In some years, depending on who is governor and how bitter the session’s battles have been, the post-session event can be a tense affair. But Tuesday’s signing was a convivial gathering, reflecting the governor’s upbeat mood.
While the session had its moments of partisan rancor, especially when the majority Democrats overrode Hogan’s vetoes, it was notable for the level of cooperation on issues that often divide the parties, including gun control. Legislation approved by the Assembly and supported by Hogan bans the sale in Maryland of bump stocks, the accessory used by the gunman in the Las Vegas mass shooting.
“We can come together and find common-sense bipartisan solutions to the serious problems that face our state,” Hogan said in his opening remarks.
For many legislators, it was a day for packing up offices and saying goodbye.

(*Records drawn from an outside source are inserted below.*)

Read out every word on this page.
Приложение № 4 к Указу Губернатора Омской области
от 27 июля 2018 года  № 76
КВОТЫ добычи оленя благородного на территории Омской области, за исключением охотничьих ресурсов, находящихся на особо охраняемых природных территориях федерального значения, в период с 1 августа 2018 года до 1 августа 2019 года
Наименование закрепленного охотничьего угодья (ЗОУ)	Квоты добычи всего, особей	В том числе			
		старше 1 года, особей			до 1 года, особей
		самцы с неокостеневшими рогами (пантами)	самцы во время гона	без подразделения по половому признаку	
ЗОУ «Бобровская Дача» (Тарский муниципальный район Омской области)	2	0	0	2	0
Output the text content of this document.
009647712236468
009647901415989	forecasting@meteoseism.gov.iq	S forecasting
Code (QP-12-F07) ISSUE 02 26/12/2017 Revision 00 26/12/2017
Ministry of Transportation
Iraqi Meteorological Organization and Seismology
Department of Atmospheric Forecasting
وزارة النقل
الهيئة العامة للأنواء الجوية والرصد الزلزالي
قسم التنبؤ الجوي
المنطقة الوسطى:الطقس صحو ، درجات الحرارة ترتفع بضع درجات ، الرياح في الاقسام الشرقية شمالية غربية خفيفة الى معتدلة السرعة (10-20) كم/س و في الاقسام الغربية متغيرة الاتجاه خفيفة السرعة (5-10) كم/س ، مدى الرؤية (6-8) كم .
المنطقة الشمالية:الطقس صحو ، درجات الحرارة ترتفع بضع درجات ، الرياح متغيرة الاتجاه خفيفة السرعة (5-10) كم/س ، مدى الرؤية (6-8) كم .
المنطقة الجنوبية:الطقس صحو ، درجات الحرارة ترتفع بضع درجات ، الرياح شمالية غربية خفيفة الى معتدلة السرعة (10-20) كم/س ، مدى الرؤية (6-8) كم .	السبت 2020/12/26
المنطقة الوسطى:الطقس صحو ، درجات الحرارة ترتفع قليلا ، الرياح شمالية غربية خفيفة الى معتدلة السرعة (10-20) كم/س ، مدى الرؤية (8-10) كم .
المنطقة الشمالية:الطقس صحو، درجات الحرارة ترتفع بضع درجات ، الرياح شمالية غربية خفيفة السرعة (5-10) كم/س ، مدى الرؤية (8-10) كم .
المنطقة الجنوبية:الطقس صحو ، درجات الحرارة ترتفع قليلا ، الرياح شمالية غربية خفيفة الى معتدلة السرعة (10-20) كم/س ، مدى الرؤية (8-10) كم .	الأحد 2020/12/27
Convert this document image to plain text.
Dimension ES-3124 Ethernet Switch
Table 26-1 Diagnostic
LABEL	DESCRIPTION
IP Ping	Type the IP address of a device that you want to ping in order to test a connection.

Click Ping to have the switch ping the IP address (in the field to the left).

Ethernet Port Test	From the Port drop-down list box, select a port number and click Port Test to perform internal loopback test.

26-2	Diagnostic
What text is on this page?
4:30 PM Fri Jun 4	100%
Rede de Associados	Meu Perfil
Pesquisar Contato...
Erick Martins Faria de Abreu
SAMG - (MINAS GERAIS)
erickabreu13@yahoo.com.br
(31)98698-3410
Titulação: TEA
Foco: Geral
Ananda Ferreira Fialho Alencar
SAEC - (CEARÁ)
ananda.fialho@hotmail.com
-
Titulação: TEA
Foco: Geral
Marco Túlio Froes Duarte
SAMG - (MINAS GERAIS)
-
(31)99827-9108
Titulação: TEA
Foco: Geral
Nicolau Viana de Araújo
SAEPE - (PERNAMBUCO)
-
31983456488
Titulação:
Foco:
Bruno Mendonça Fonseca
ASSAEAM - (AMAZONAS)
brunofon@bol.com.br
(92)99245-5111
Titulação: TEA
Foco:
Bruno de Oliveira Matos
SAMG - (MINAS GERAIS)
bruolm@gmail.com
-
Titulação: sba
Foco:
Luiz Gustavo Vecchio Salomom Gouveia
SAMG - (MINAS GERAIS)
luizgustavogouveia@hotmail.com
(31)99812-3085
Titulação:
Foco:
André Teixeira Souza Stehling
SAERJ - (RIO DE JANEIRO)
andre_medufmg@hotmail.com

Del. Frank S. Turner, a Howard County Democrat who is retiring after 24 years in the House of Delegates, was winding down from a final session capped off with the passage of a groundbreaking bill that gives free community college tuition to some students. He said the two parties worked well together this year.
Turner, vice chairman of the Ways & Means Committee, said the majority Democrats tried to involve the panel’s Republicans in their decision-making.
“We didn’t just try to shove things down their throat,” he said. “We try to work with them.”